You may think my favorite scene of him was when he posed for a picture wearing tefillin at the Western Wall in Jerusalem, which was an awesome pic, but not my favorite scene. It was actually from an episode where he sat down with a couple in the West Bank territories of Judea-Samaria. The husband was Palestinian-Muslim and the wife was Israeli-Jewish, and an AMAZING blend of culture and tastes. It was a very colorful display as Bourdain sat down with the couple, proving to the world that when love is involved, peace is indeed both possible AND DELICIOUS! Anthony passed from this world on Friday, June 8th, 2018 and left a sorrowful after-taste in my heart and that of so many fans around the world. His humor and rough-around the edges manner of connecting with the most unexpected of peoples from all corners of the globe, will be sorely missed and I can only hope, to one day be half as successful as he was. The final and most heartbreaking way I related with him, is depression. While I probably could never understand his exact predicament or the reasons why he made his fateful decision, I do not judge him either because I know exactly what depression is like.

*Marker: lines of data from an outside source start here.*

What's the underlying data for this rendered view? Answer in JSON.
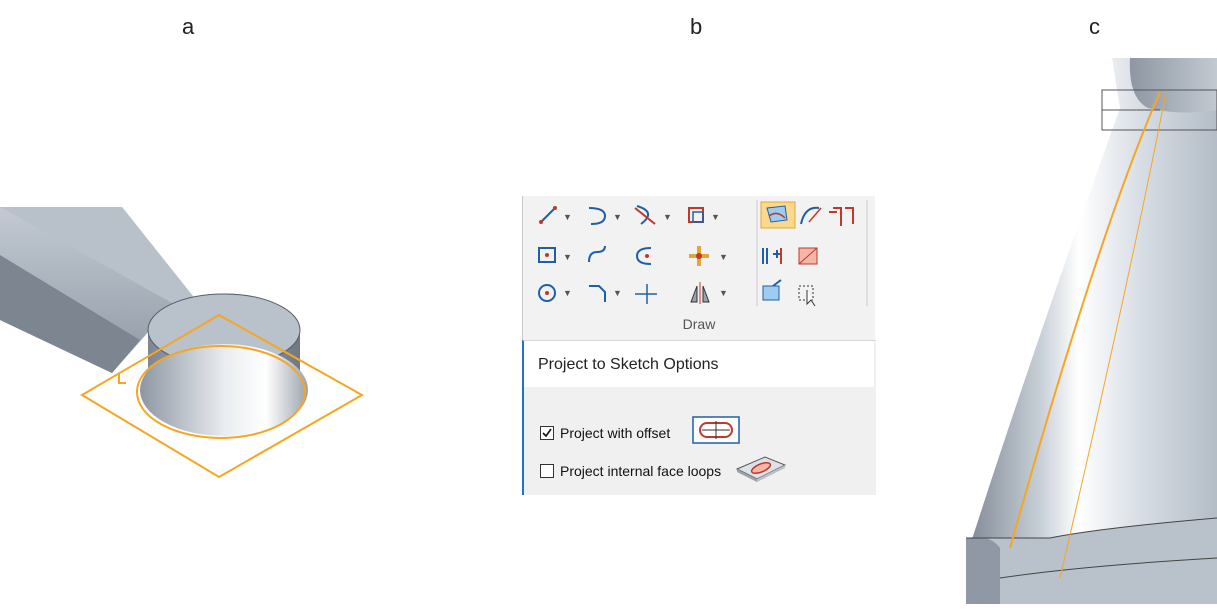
{
  "panels": {
    "a": "a",
    "b": "b",
    "c": "c"
  },
  "ribbon": {
    "group_label": "Draw",
    "tools": [
      "line-icon",
      "arc-icon",
      "trim-icon",
      "offset-icon",
      "project-to-sketch-icon",
      "curve-icon",
      "include-icon",
      "rectangle-icon",
      "tangent-arc-icon",
      "fillet-icon",
      "move-icon",
      "symmetric-offset-icon",
      "fill-icon",
      "circle-icon",
      "chamfer-icon",
      "extend-icon",
      "mirror-icon",
      "zone-icon",
      "select-icon"
    ],
    "active_tool": "project-to-sketch-icon"
  },
  "options_panel": {
    "title": "Project to Sketch Options",
    "items": [
      {
        "label": "Project with offset",
        "checked": true,
        "icon": "offset-loop-icon"
      },
      {
        "label": "Project internal face loops",
        "checked": false,
        "icon": "face-loops-icon"
      }
    ]
  },
  "colors": {
    "highlight": "#f5a623",
    "accent": "#1f72c8",
    "model": "#a9b1bc"
  }
}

Quite frankly, I wish I could have known him personally, or at least have maybe been there in his final moments. Perhaps I could have talked him out of it, and showed him how many people he inspired, and maybe he just didn’t realize we were there the entire time. But in the end, the sad reality is what hits us, and we are left with the sour ending of a modern icon whom I consider to have been one of the first legends of the 21st century. But that itself is what I loved about who Anthony was, because he had a way of taking the bitterness we thought we knew and showing us an entirely new side of the same story. If you ever thought someone else’s food smelled funky, he had a way of putting you in their shoes, and letting you know your food smells just as funky to them. Anthony showed us the world in a way so many of us had never seen before, and proved that the fastest way to the human heart, no matter what the difference, was through our bellies. So as a fellow Jew, I will keep him and his family in my prayers. As a fellow human soul, I toast and raise a glass in his memory. RIP Mr. Anthony Bourdain 1956 – 2018.